ASC: Securities regulator finds mortgage company deceived investors in Ponzi scheme

CEF advertised investments for loans to build churches and schools but placed the money in speculative seniors-related developments and a business. According to the Task Force Report they also used new depositor investments to make interest payments which is a typical element of a ponzi scheme.

To me this article sounds awfully familiar.

You can read the hearing transcript this article is based on here.

Securities regulator finds mortgage company deceived investors in Ponzi scheme

By SAMMY HUDES Updated: March 6, 2018

Alberta’s securities regulator has determined that the owner of a mortgage company and its office administrator breached provincial securities laws by operating a Ponzi scheme and deceiving investors.

In a decision issued Tuesday, the Alberta Securities Commission found that Arnold Breitkreutz, of Calgary, his company, Base Finance, and its office administrator, Susan Elizabeth Way, committed a fraud on investors by operating a Ponzi scheme that recirculated investors’ funds to pay purported returns to existing investors.

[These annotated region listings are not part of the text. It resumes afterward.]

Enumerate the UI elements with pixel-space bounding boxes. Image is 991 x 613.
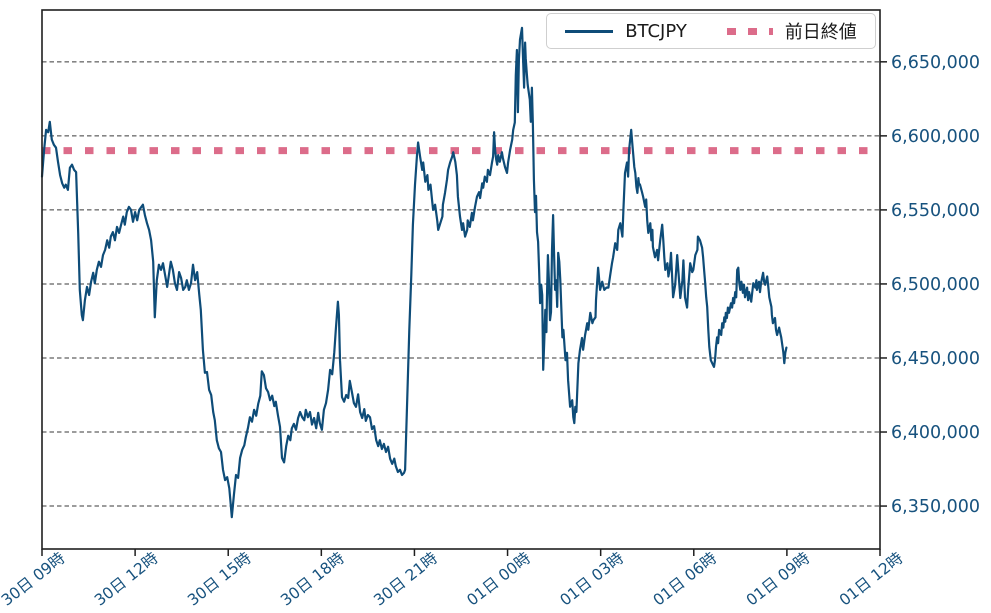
- x-tick-label: 30日 12時: [91, 549, 161, 610]
- line-swatch-icon: [565, 29, 614, 33]
- legend: BTCJPY 前日終値: [546, 13, 876, 49]
- x-tick-label: 30日 21時: [370, 549, 440, 610]
- plot-border: [41, 9, 881, 550]
- btcjpy-price-line: [40, 26, 788, 519]
- legend-item-btcjpy: BTCJPY: [565, 21, 687, 42]
- y-tick-label: 6,350,000: [891, 497, 980, 517]
- y-tick-label: 6,500,000: [891, 275, 980, 295]
- x-tick-label: 30日 15時: [184, 549, 254, 610]
- x-tick-label: 01日 00時: [464, 549, 534, 610]
- y-tick-label: 6,450,000: [891, 349, 980, 369]
- y-tick-label: 6,600,000: [891, 127, 980, 147]
- x-tick-label: 01日 06時: [650, 549, 720, 610]
- legend-label-prev-close: 前日終値: [784, 22, 857, 43]
- y-tick-label: 6,650,000: [891, 53, 980, 73]
- x-tick-label: 01日 09時: [743, 549, 813, 610]
- legend-label-btcjpy: BTCJPY: [625, 20, 687, 42]
- x-tick-label: 30日 09時: [0, 549, 68, 610]
- dotted-swatch-icon: [726, 27, 773, 35]
- x-tick-label: 01日 03時: [557, 549, 627, 610]
- y-tick-label: 6,550,000: [891, 201, 980, 221]
- x-tick-label: 01日 12時: [836, 549, 906, 610]
- x-tick-label: 30日 18時: [277, 549, 347, 610]
- legend-item-prev-close: 前日終値: [726, 18, 857, 44]
- y-tick-label: 6,400,000: [891, 423, 980, 443]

Breitkreutz, Way and Base Finance deceived investors into thinking they were putting their money into mortgages held by the company, rather than in a loan to an undisclosed entrepreneur involved in U.S. oil and gas developments, according to the regulator panel’s decision.

They raised more than $137 million from upwards of 250 investors between 2004 and September 2015.

The regulator’s panel considered communication patterns with investors that “were carefully tailored to maintain a facade that they were investing in first mortgages in real estate and not in oil and gas plays” in the U.S., according to the decision.

A Ponzi scheme entails new investors being constantly recruited to refresh the pool of money used to provide returns to earlier investors, under the illusion of a legitimate business.

Breitkreutz, Way and the company, along with staff investigators, were ordered to contact the regulator by March 19 to set a date for the second phase of the hearing, which would address possible sanctions and costs they would potentially have to pay.

An interim cease trade order issued by the securities regulator in November 2015 remains in effect.